Some organizations take the approach that anything that is secured with a certificate should have a proper one signed by a trusted CA. However others say that since the only people interacting with the SMC are qualified security practitioners they know that accepting the self signed certificate is not a security risk in this case.

I lean towards the former camp but it does mean we have to increase our skills with certificates and CAs. Vendors could certainly do a better job at making it easier. I have at least a dozen very different methods for dealing with certificates just among the Cisco products I use. If I spend half a day wrestling with certificate configuration, that's half a day I'm not dealing with actual security issues.

View solution in original post

Marvin Rhoads · ‎09-11-2020

It's more of a preference and policy issue than it is anything to do with the StealthWatch functionality.

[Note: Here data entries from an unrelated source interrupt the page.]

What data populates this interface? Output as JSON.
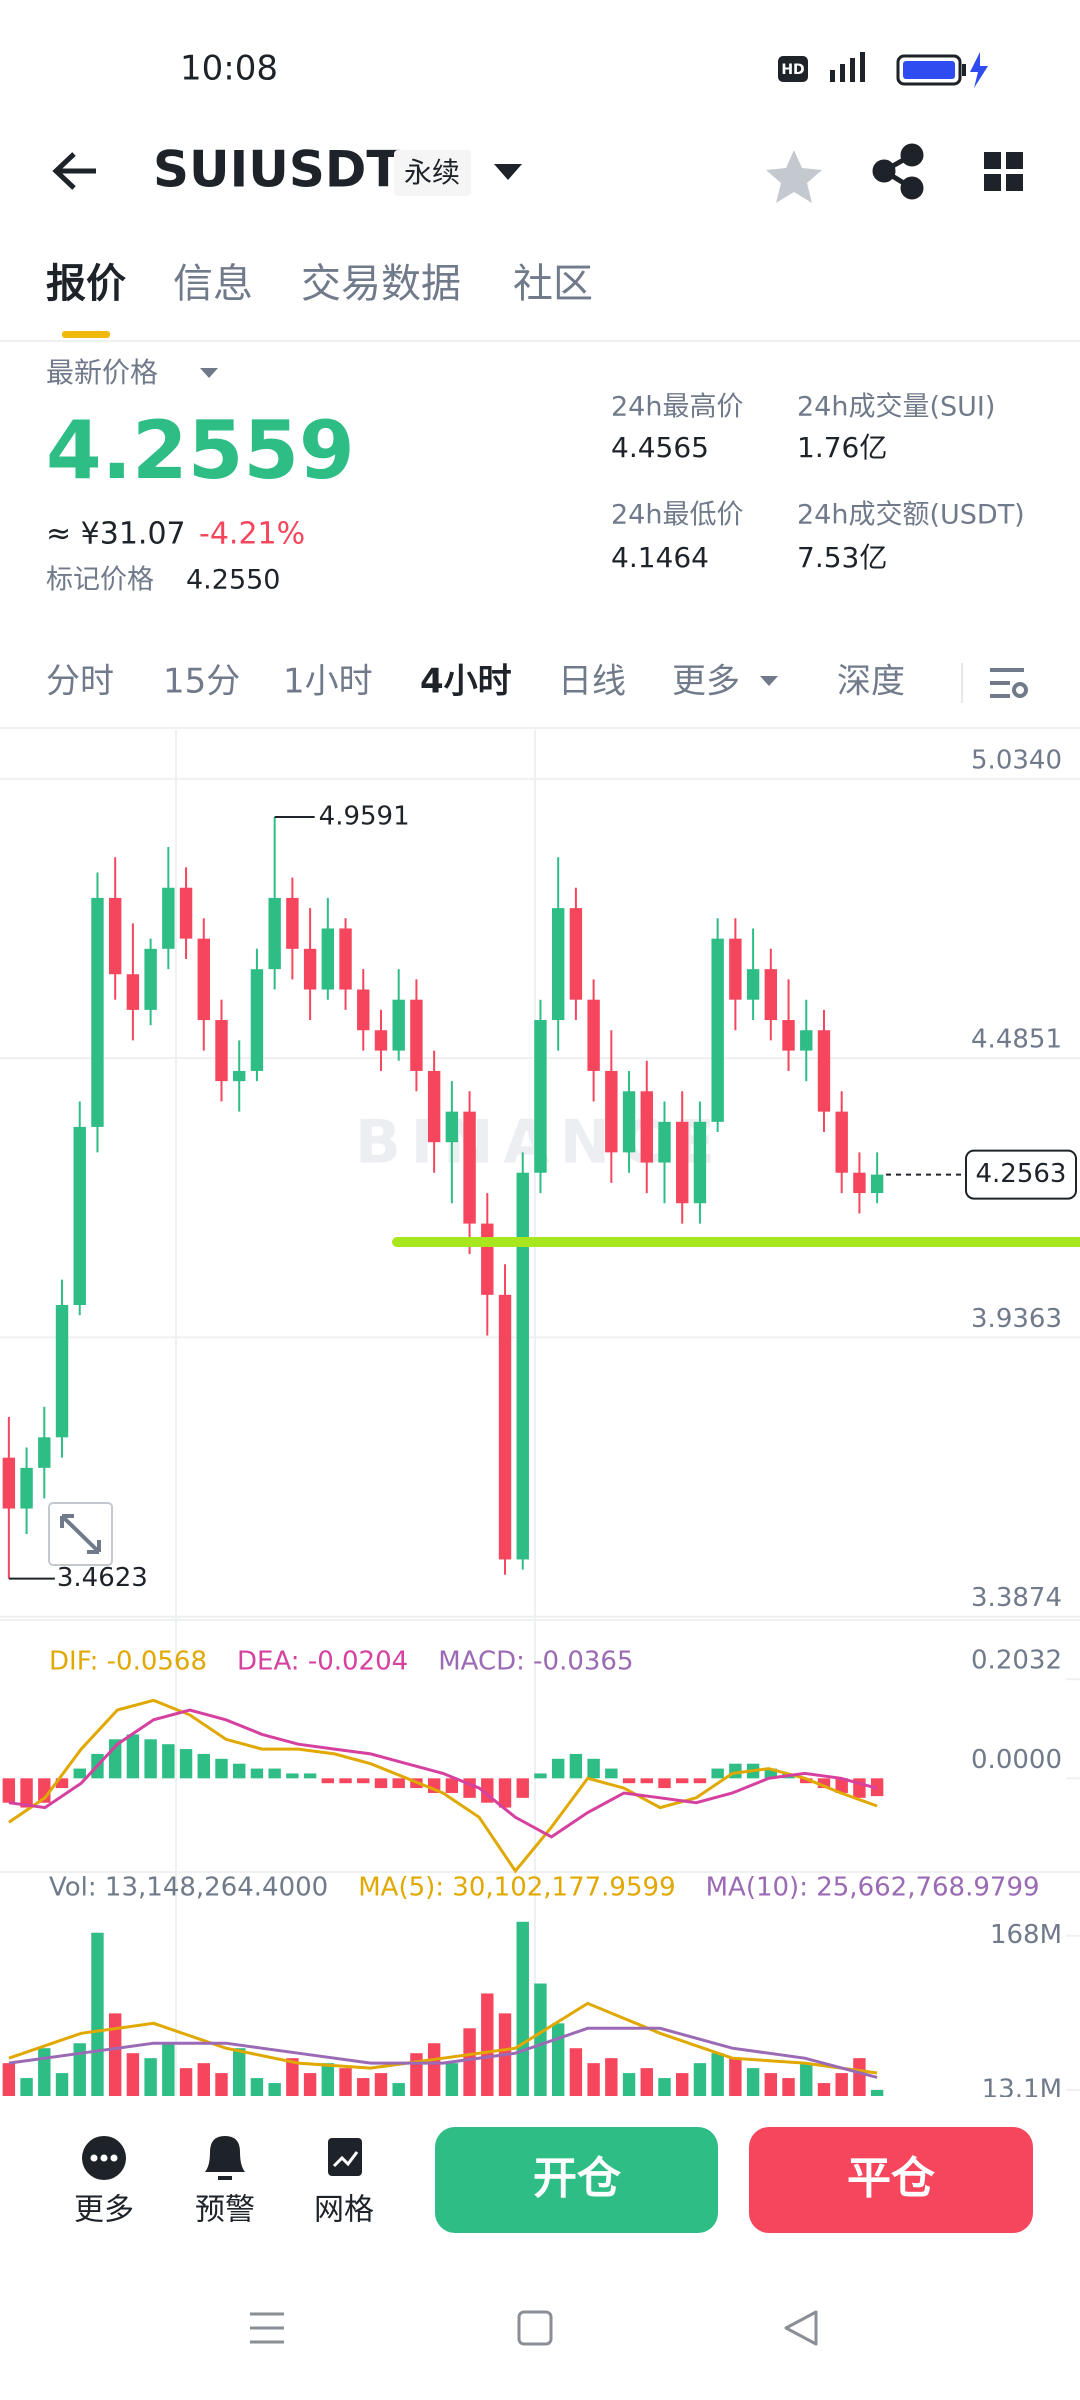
{
  "status_bar": {
    "time": "10:08"
  },
  "header": {
    "symbol": "SUIUSDT",
    "tag": "永续"
  },
  "tabs": [
    "报价",
    "信息",
    "交易数据",
    "社区"
  ],
  "summary": {
    "last_price_label": "最新价格",
    "last_price": "4.2559",
    "cny": "≈ ¥31.07",
    "change": "-4.21%",
    "mark_label": "标记价格",
    "mark_price": "4.2550",
    "stats": [
      {
        "label": "24h最高价",
        "value": "4.4565"
      },
      {
        "label": "24h成交量(SUI)",
        "value": "1.76亿"
      },
      {
        "label": "24h最低价",
        "value": "4.1464"
      },
      {
        "label": "24h成交额(USDT)",
        "value": "7.53亿"
      }
    ]
  },
  "intervals": [
    "分时",
    "15分",
    "1小时",
    "4小时",
    "日线",
    "更多",
    "深度"
  ],
  "chart_data": [
    {
      "type": "candlestick",
      "watermark": "BINANCE",
      "up_color": "#2ebd85",
      "down_color": "#f6465d",
      "grid": true,
      "ylim": [
        3.381,
        5.13
      ],
      "yticks": [
        {
          "value": 5.034,
          "label": "5.0340"
        },
        4.4851,
        3.9363,
        3.3874
      ],
      "candles": [
        [
          3.7,
          3.78,
          3.4623,
          3.6
        ],
        [
          3.6,
          3.72,
          3.55,
          3.68
        ],
        [
          3.68,
          3.8,
          3.62,
          3.74
        ],
        [
          3.74,
          4.05,
          3.7,
          4.0
        ],
        [
          4.0,
          4.4,
          3.98,
          4.35
        ],
        [
          4.35,
          4.85,
          4.3,
          4.8
        ],
        [
          4.8,
          4.88,
          4.6,
          4.65
        ],
        [
          4.65,
          4.75,
          4.52,
          4.58
        ],
        [
          4.58,
          4.72,
          4.55,
          4.7
        ],
        [
          4.7,
          4.9,
          4.66,
          4.82
        ],
        [
          4.82,
          4.86,
          4.68,
          4.72
        ],
        [
          4.72,
          4.76,
          4.5,
          4.56
        ],
        [
          4.56,
          4.6,
          4.4,
          4.44
        ],
        [
          4.44,
          4.52,
          4.38,
          4.46
        ],
        [
          4.46,
          4.7,
          4.44,
          4.66
        ],
        [
          4.66,
          4.9591,
          4.62,
          4.8
        ],
        [
          4.8,
          4.84,
          4.64,
          4.7
        ],
        [
          4.7,
          4.78,
          4.56,
          4.62
        ],
        [
          4.62,
          4.8,
          4.6,
          4.74
        ],
        [
          4.74,
          4.76,
          4.58,
          4.62
        ],
        [
          4.62,
          4.66,
          4.5,
          4.54
        ],
        [
          4.54,
          4.58,
          4.46,
          4.5
        ],
        [
          4.5,
          4.66,
          4.48,
          4.6
        ],
        [
          4.6,
          4.64,
          4.42,
          4.46
        ],
        [
          4.46,
          4.5,
          4.26,
          4.32
        ],
        [
          4.32,
          4.44,
          4.2,
          4.38
        ],
        [
          4.38,
          4.42,
          4.1,
          4.16
        ],
        [
          4.16,
          4.22,
          3.94,
          4.02
        ],
        [
          4.02,
          4.08,
          3.47,
          3.5
        ],
        [
          3.5,
          4.3,
          3.48,
          4.26
        ],
        [
          4.26,
          4.6,
          4.22,
          4.56
        ],
        [
          4.56,
          4.88,
          4.5,
          4.78
        ],
        [
          4.78,
          4.82,
          4.56,
          4.6
        ],
        [
          4.6,
          4.64,
          4.4,
          4.46
        ],
        [
          4.46,
          4.54,
          4.24,
          4.3
        ],
        [
          4.3,
          4.46,
          4.26,
          4.42
        ],
        [
          4.42,
          4.48,
          4.22,
          4.28
        ],
        [
          4.28,
          4.4,
          4.2,
          4.36
        ],
        [
          4.36,
          4.42,
          4.16,
          4.2
        ],
        [
          4.2,
          4.4,
          4.16,
          4.36
        ],
        [
          4.36,
          4.76,
          4.34,
          4.72
        ],
        [
          4.72,
          4.76,
          4.54,
          4.6
        ],
        [
          4.6,
          4.74,
          4.56,
          4.66
        ],
        [
          4.66,
          4.7,
          4.52,
          4.56
        ],
        [
          4.56,
          4.64,
          4.46,
          4.5
        ],
        [
          4.5,
          4.6,
          4.44,
          4.54
        ],
        [
          4.54,
          4.58,
          4.34,
          4.38
        ],
        [
          4.38,
          4.42,
          4.22,
          4.26
        ],
        [
          4.26,
          4.3,
          4.18,
          4.22
        ],
        [
          4.22,
          4.3,
          4.2,
          4.2563
        ]
      ]
    },
    {
      "type": "macd",
      "up_color": "#2ebd85",
      "down_color": "#f6465d",
      "ylim": [
        -0.19,
        0.3
      ],
      "yticks": [
        0.2032,
        {
          "value": 0,
          "label": "0.0000"
        }
      ],
      "series": [
        {
          "name": "DIF: -0.0568",
          "color": "#e0a800",
          "values": [
            -0.09,
            -0.04,
            0.06,
            0.14,
            0.16,
            0.13,
            0.08,
            0.06,
            0.06,
            0.05,
            0.03,
            0.0,
            -0.03,
            -0.08,
            -0.19,
            -0.1,
            0.0,
            -0.02,
            -0.06,
            -0.04,
            0.01,
            0.02,
            0.0,
            -0.03,
            -0.0568
          ]
        },
        {
          "name": "DEA: -0.0204",
          "color": "#d6409f",
          "values": [
            -0.05,
            -0.06,
            -0.01,
            0.07,
            0.12,
            0.14,
            0.12,
            0.09,
            0.07,
            0.06,
            0.05,
            0.03,
            0.01,
            -0.02,
            -0.08,
            -0.12,
            -0.07,
            -0.03,
            -0.04,
            -0.05,
            -0.03,
            0.0,
            0.01,
            0.0,
            -0.0204
          ]
        }
      ],
      "histogram": {
        "name": "MACD: -0.0365",
        "color": "#9b6ab5",
        "values": [
          -0.05,
          -0.06,
          -0.05,
          -0.02,
          0.02,
          0.05,
          0.08,
          0.09,
          0.08,
          0.07,
          0.06,
          0.05,
          0.04,
          0.03,
          0.02,
          0.02,
          0.01,
          0.01,
          -0.01,
          -0.01,
          -0.01,
          -0.02,
          -0.02,
          -0.02,
          -0.03,
          -0.03,
          -0.04,
          -0.05,
          -0.06,
          -0.04,
          0.01,
          0.04,
          0.05,
          0.04,
          0.02,
          -0.01,
          -0.01,
          -0.02,
          -0.01,
          -0.01,
          0.02,
          0.03,
          0.03,
          0.02,
          0.01,
          -0.01,
          -0.02,
          -0.03,
          -0.04,
          -0.0365
        ]
      }
    },
    {
      "type": "volume",
      "up_color": "#2ebd85",
      "down_color": "#f6465d",
      "ylim": [
        7000000,
        228000000
      ],
      "yticks": [
        {
          "value": 168000000,
          "label": "168M"
        },
        {
          "value": 13100000,
          "label": "13.1M"
        }
      ],
      "series": [
        {
          "name": "Vol: 13,148,264.4000",
          "color": "#707a8a",
          "values": [
            40000000,
            25000000,
            55000000,
            30000000,
            60000000,
            171000000,
            90000000,
            50000000,
            45000000,
            60000000,
            35000000,
            40000000,
            30000000,
            55000000,
            25000000,
            20000000,
            45000000,
            30000000,
            40000000,
            35000000,
            25000000,
            30000000,
            20000000,
            50000000,
            60000000,
            40000000,
            75000000,
            110000000,
            90000000,
            182000000,
            120000000,
            80000000,
            55000000,
            40000000,
            45000000,
            30000000,
            35000000,
            25000000,
            30000000,
            40000000,
            50000000,
            45000000,
            35000000,
            30000000,
            25000000,
            40000000,
            20000000,
            30000000,
            45000000,
            13148264.4
          ]
        },
        {
          "name": "MA(5): 30,102,177.9599",
          "color": "#e0a800",
          "values": [
            45000000,
            70000000,
            80000000,
            55000000,
            40000000,
            35000000,
            45000000,
            55000000,
            100000000,
            70000000,
            45000000,
            40000000,
            30102177.9599
          ]
        },
        {
          "name": "MA(10): 25,662,768.9799",
          "color": "#9b6ab5",
          "values": [
            40000000,
            50000000,
            60000000,
            60000000,
            50000000,
            40000000,
            40000000,
            50000000,
            75000000,
            75000000,
            55000000,
            45000000,
            25662768.9799
          ]
        }
      ]
    }
  ],
  "toolbar": [
    "更多",
    "预警",
    "网格"
  ],
  "buttons": [
    "开仓",
    "平仓"
  ]
}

Some organizations take the approach that anything that is secured with a certificate should have a proper one signed by a trusted CA. However others say that since the only people interacting with the SMC are qualified security practitioners they know that accepting the self signed certificate is not a security risk in this case.

I lean towards the former camp but it does mean we have to increase our skills with certificates and CAs. Vendors could certainly do a better job at making it easier. I have at least a dozen very different methods for dealing with certificates just among the Cisco products I use. If I spend half a day wrestling with certificate configuration, that's half a day I'm not dealing with actual security issues.